— Ты что здесь делаешь?
Рус приоткрыл один глаз: на миг показалось, что к нему обращается стоящая под самым носом огромная чернильница. Открыл второй — и понял, что находится в госпитале и что за окном стемнело. Очевидно, он заснул прямо в регистратуре. Он выпрямился на табурете и широко зевнул.
— Просматривал тут кое-какие записи. Как самочувствие?
Валенс усмехнулся.
— Ну, во всяком случае, лучше, чем у той штучки в двенадцатой палате. Такое впечатление, что она только что выползла из канализации. А это что?
Рус отодвинул табличку в сторону, прежде чем Валенс успел на неё взглянуть и прочесть следующее: «Женщина, история неизвестна, повреждение кисти правой руки. Бледность, сухой кашель, слабость, жара нет. Постельный режим, лечить раствором блошницы дизентерийной». Он сложил табличку пополам и убрал её в коробку, где лежали записи с текущими историями болезней.
— Эта штучка — больная рабыня. С переломом правой руки.
— Чья?
— Своя собственная.
— Страшно смешно. Чья рабыня, я тебя спрашиваю?
Рус почесал за ухом.
— Не знаю, не могу сказать. — Он лелеял слабую надежду, что покупку можно приписать любвеобильному больничному сторожу, а потом благополучно сбагрить ему же. Но ведь тот откажется её признать.
— Стоит оставить тебя одного на пару дней, — сказал Валенс, — и ты притаскиваешь в госпиталь целую кучу помирающих женщин.
— Рыбаки приволокли ту, что уже померла. Секретарь городского совета не захотел, чтобы она валялась прямо у него под окнами, вот её и притащили в больницу. А что ещё было делать?
Валенс пожал плечами.
— Ну конечно. Мы же армия, так что отвечаем за всё и вся. Если в самое ближайшее время её не опознают, думаю, нам же придётся и хоронить. А ещё кто-то говорил, что её подружка как раз сейчас помирает в одной из палат. Это правда?
— Ничего она не помирает, — со всей уверенностью ответил Рус. — Дней через десять будет на ногах, живёхонька и здоровёхонька, вот увидишь.
— Если б она была собакой, лично я размозжил бы ей голову — и положил конец мучениям.
— Но ведь она не собака. И даже с собакой я бы так поступать не стал. Так что отвяжись и найди себе пациентов. Над ними и издевайся.
* * *
На фоне белого покрывала, которым её прикрыли, впалые щёки пациентки из двенадцатой палаты отливали неприятным желтоватым оттенком. Сломанная рука покоилась на груди, перевязанная белой льняной повязкой, и еле заметно опускалась и поднималась при каждом выдохе и вдохе. Истощение и болезнь сделали своё дело — она уснула. Её врач поставил чашку с водой на столик рядом с кроватью и пошёл поклониться Эскулапу.
* * *
В холле госпиталя было пусто, если не считать запаха свежей краски и роз. Эскулап с тихим достоинством опирался на палку и выглядывал из своей ниши, с образом его как-то плохо сочеталась надпись, выведенная мелом на постаменте: ОСТОРОЖНО — ОКРАШЕНО! Бог исцеления нуждался в заботе, пожалуй, больше, чем любой из его коллег: бесконечная череда просителей грозила испортить свежую покраску своими прикосновениями. Сегодня самые преданные оставили у его ног большой букет белых роз и пару яблок в надежде, что это спасёт их от болячек. Или, скорее, от докторов.
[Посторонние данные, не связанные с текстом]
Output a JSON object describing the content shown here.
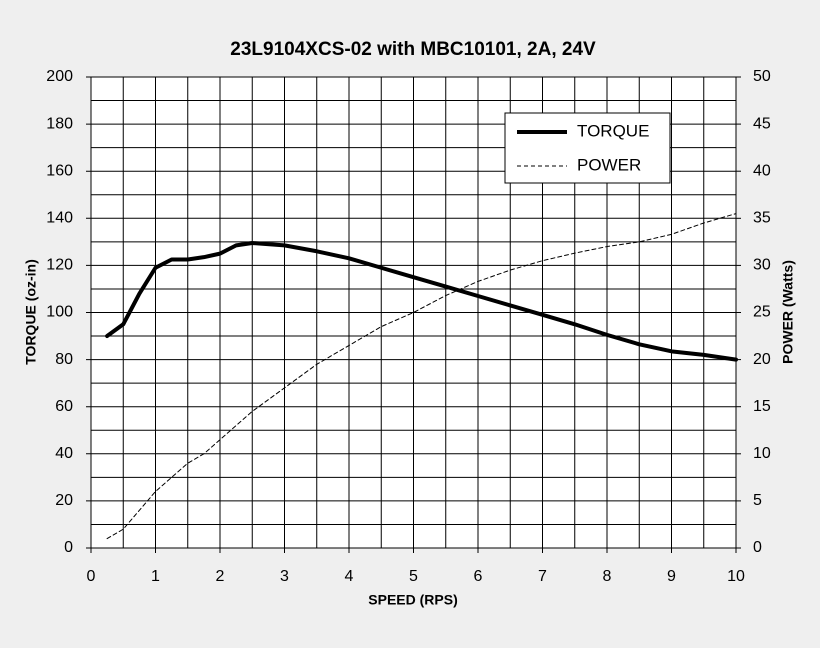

Обычно Рус приветствовал божество лишь коротким кивком.
Но на этот раз он остановился перед нишей и шёпотом пообещал пожертвовать целых пять сестерциев, лишь бы девушка в двенадцатой палате дожила до следующего утра.
А затем, заручившись помощью божества ценой половины своего состояния, однако понимая, что не заплатит ничего, если Эскулап не поможет, Рус вернулся в палату под номером двенадцать взглянуть, что можно ещё сделать, чтобы увеличить свои шансы на выигрыш, сделав столь необычную и, наверное, противозаконную ставку.